2009 British Open Solo & Quartet Championship - Senior Quartet retrospective

3-Nov-2009

Is quartet playing in danger of becoming extinct? Not if Hammonds Saltaire keep playing as well as this...


Winners
1 out of 4: Hammonds take the Senior Quartet title

There was a sense of real disappointment that only four ensembles had entered the Senior Quartet Contest.

Disappointment, because with a first prize of £300, it was well worth four players from any band getting together to mount a challenge: £75 each for 10 minutes work isn’t that bad a return in anyone’s book.

Great ensembles

Over the years, some great ensembles have had their names engraved on the Quartet Trophy – from Hanwell in 1944 through the likes of Foden’s, Black Dyke (A & B quartets) and of course, the most famous foursome of all – the great GUS (Footwear) lads that made it a hat-trick of wins in the late 1960s.

Quality

This year another famous banding name will be engraved on the trophy – that of Hammonds Saltaire (formerly YBS of course). The foursome of JJ Lees and Jamie Smith (cornets), Helen Varley (horn) and Matthew Allsop (euph) may not yet be household banding names, but if they carry on with performances of this quality you never know.

Conducted by Morgan Griffiths, their performance of Gilbert Vinter’s ‘Elegy & Rondo’ (written for the famous GUS quartet) was compact, balanced and almost error free.

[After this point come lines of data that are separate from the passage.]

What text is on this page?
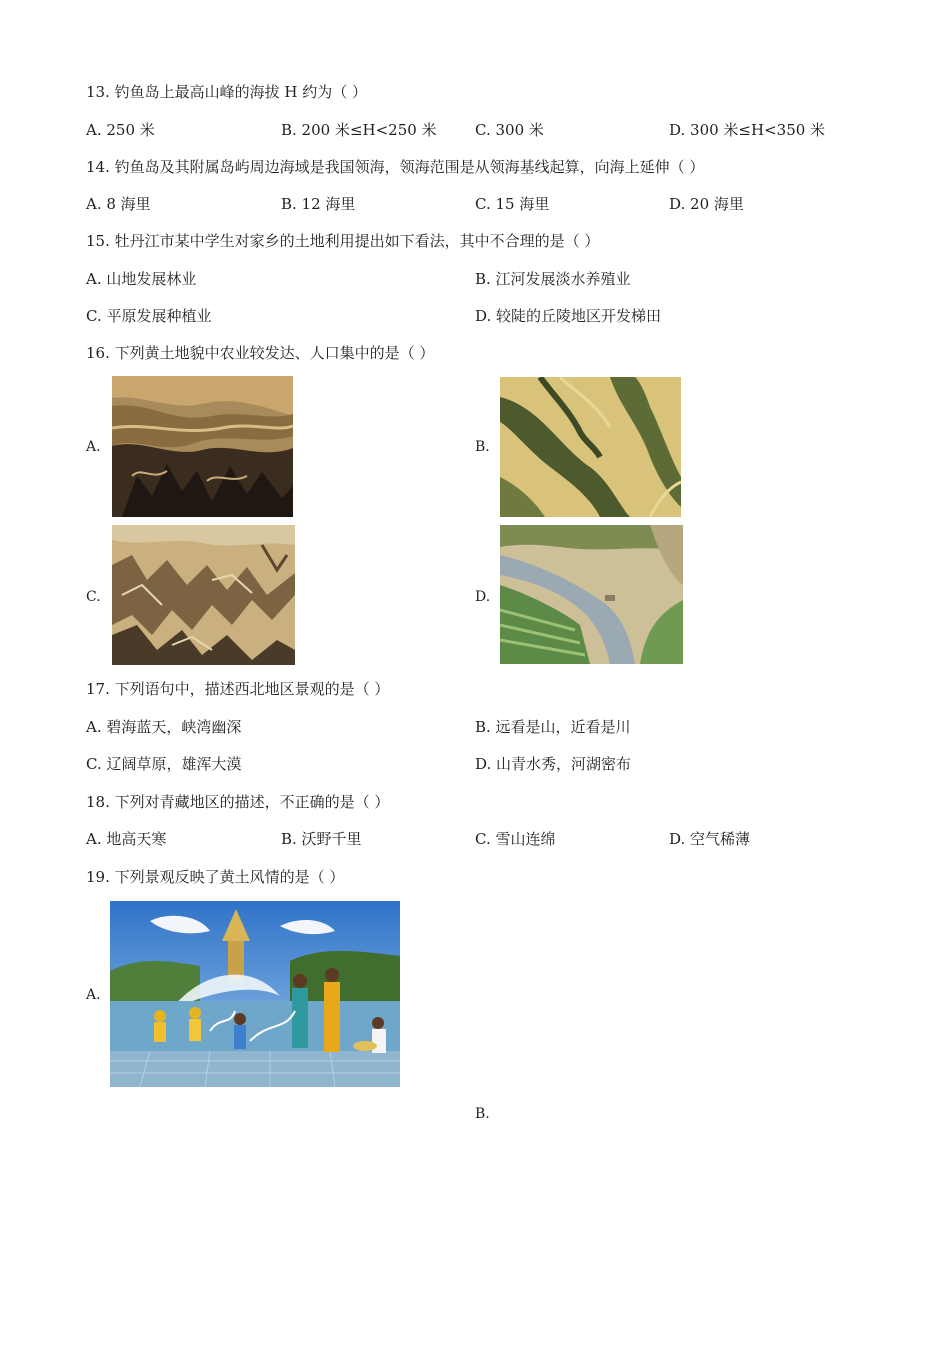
13. 钓鱼岛上最高山峰的海拔 H 约为（ ）
A. 250 米	B. 200 米≤H<250 米	C. 300 米	D. 300 米≤H<350 米
14. 钓鱼岛及其附属岛屿周边海域是我国领海，领海范围是从领海基线起算，向海上延伸（ ）
A. 8 海里	B. 12 海里	C. 15 海里	D. 20 海里
15. 牡丹江市某中学生对家乡的土地利用提出如下看法，其中不合理的是（ ）
A. 山地发展林业	B. 江河发展淡水养殖业
C. 平原发展种植业	D. 较陡的丘陵地区开发梯田
16. 下列黄土地貌中农业较发达、人口集中的是（ ）
A.	B.
C.	D.
17. 下列语句中，描述西北地区景观的是（ ）
A. 碧海蓝天，峡湾幽深	B. 远看是山，近看是川
C. 辽阔草原，雄浑大漠	D. 山青水秀，河湖密布
18. 下列对青藏地区的描述，不正确的是（ ）
A. 地高天寒	B. 沃野千里	C. 雪山连绵	D. 空气稀薄
19. 下列景观反映了黄土风情的是（ ）
A.
B.
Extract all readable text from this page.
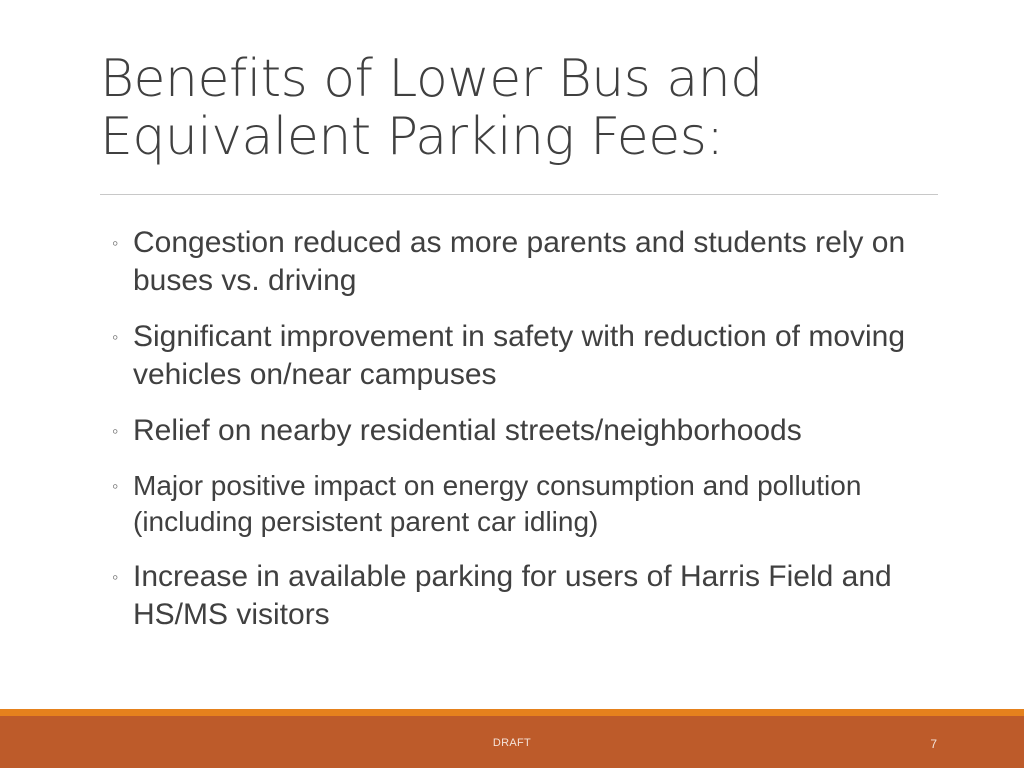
Benefits of Lower Bus and
Equivalent Parking Fees:
◦ Congestion reduced as more parents and students rely on buses vs. driving
◦ Significant improvement in safety with reduction of moving vehicles on/near campuses
◦ Relief on nearby residential streets/neighborhoods
◦ Major positive impact on energy consumption and pollution (including persistent parent car idling)
◦ Increase in available parking for users of Harris Field and HS/MS visitors
DRAFT	7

Neat individual touches from all four players and an admirable sense of control (the piece is a hard one on the lip) gave them the title by what would have been a clear cut margin from adjudicators Malcolm Brownbilll and Thomas Wyss.

Blackburn
Blackburn & Darwen take a Swiss route to second place

Deserved

Malcolm felt the winners richly deserved their reward. “One ensemble had a bit of an edge today,” he remarked. “The other three performances were very good, but they didn’t quite have that fine detail of the winners. We were looking for quality both in the delivery and the ensemble balance, and they certainly had that.”

Malcolm’s encouraging remarks were balanced by his own disappointment at the lack of entrants though. “Quartets should be fun,” he added. “Perhaps players in bands haven’t got the time these days, but quartet playing can be so beneficial.”

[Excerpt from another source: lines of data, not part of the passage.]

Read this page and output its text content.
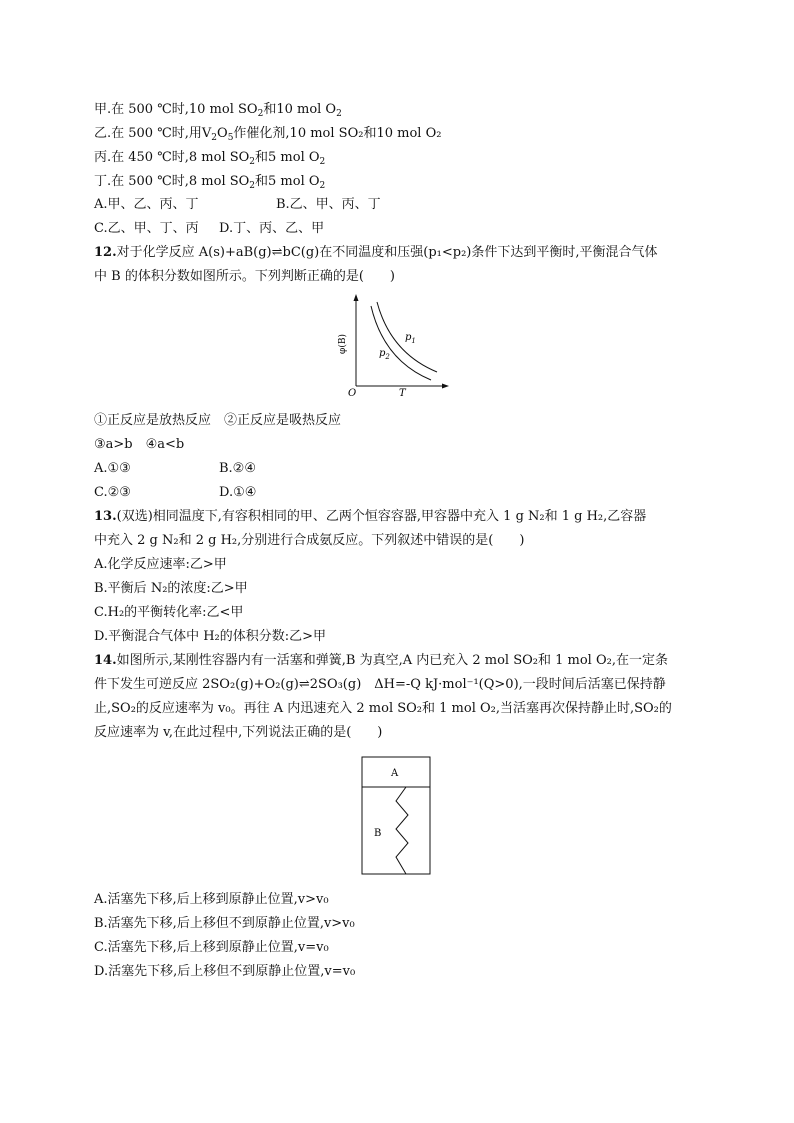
甲.在 500 ℃时,10 mol $SO_2$和10 mol $O_2$
乙.在 500 ℃时,用$V_2O_5$作催化剂,10 mol SO₂和10 mol O₂
丙.在 450 ℃时,8 mol $SO_2$和5 mol $O_2$
丁.在 500 ℃时,8 mol $SO_2$和5 mol $O_2$
A.甲、乙、丙、丁	B.乙、甲、丙、丁
C.乙、甲、丁、丙 D.丁、丙、乙、甲
12.对于化学反应 A(s)+aB(g)⇌bC(g)在不同温度和压强(p₁<p₂)条件下达到平衡时,平衡混合气体
中 B 的体积分数如图所示。下列判断正确的是(　　)
φ(B)
O	T
$p_1$
$p_2$
①正反应是放热反应　②正反应是吸热反应
③a>b　④a<b
A.①③	B.②④
C.②③	D.①④
13.(双选)相同温度下,有容积相同的甲、乙两个恒容容器,甲容器中充入 1 g N₂和 1 g H₂,乙容器
中充入 2 g N₂和 2 g H₂,分别进行合成氨反应。下列叙述中错误的是(　　)
A.化学反应速率:乙>甲
B.平衡后 N₂的浓度:乙>甲
C.H₂的平衡转化率:乙<甲
D.平衡混合气体中 H₂的体积分数:乙>甲
14.如图所示,某刚性容器内有一活塞和弹簧,B 为真空,A 内已充入 2 mol SO₂和 1 mol O₂,在一定条
件下发生可逆反应 2SO₂(g)+O₂(g)⇌2SO₃(g)　ΔH=-Q kJ·mol⁻¹(Q>0),一段时间后活塞已保持静
止,SO₂的反应速率为 v₀。再往 A 内迅速充入 2 mol SO₂和 1 mol O₂,当活塞再次保持静止时,SO₂的
反应速率为 v,在此过程中,下列说法正确的是(　　)
A
B
A.活塞先下移,后上移到原静止位置,v>v₀
B.活塞先下移,后上移但不到原静止位置,v>v₀
C.活塞先下移,后上移到原静止位置,v=v₀
D.活塞先下移,后上移但不到原静止位置,v=v₀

He was certainly right on both counts.

Spirited

Second place eventually went to the spirited quartet from the newly crowned First Section Pontins champion,  Blackburn & Darwen (so they certainly found time to have a bit of fun then).

Their performance of Goff Richards ‘Little Swiss Suite’ had plenty to commend, even if on one or two occasions the ensemble detail became a little blurred.

Scherzo
3rd for Scherzo 4

Not quite right

For third placed Scherzo Brass though, a performance where nothing went quite as it could have.

Here was a talented foursome, well versed in quartet playing (just have a listen to their debut CD Release – available through 4BR), but having one of those renditions when little clips and some scrappy phrasing took the gloss off the ambitious choice of Thomas Ruedi’s ‘Brass Quartet No.1’

At its best it was great ensemble playing, but just when you sat back to enjoy, those nasty moments jolted you out of the musical comfort zone.

Encouraging

Encouragingly though the final competitor, Oldham (Lees) was full of young players who will only benefit greatly from playing in a quartet environment.

Although their performance of Vinter’s ‘Fancy’s Knell’ never quite sounded at total ease, there was enough quality playing to suggest that here was a foursome that will grow impressively if they continue to apply themselves to the format.

For the winners, after a year in which Hammonds Saltaire has endured a tough time of it, this result will give encouragement to a young band full of talented performers. 

Let’s hope that plenty of others can now follow their lead.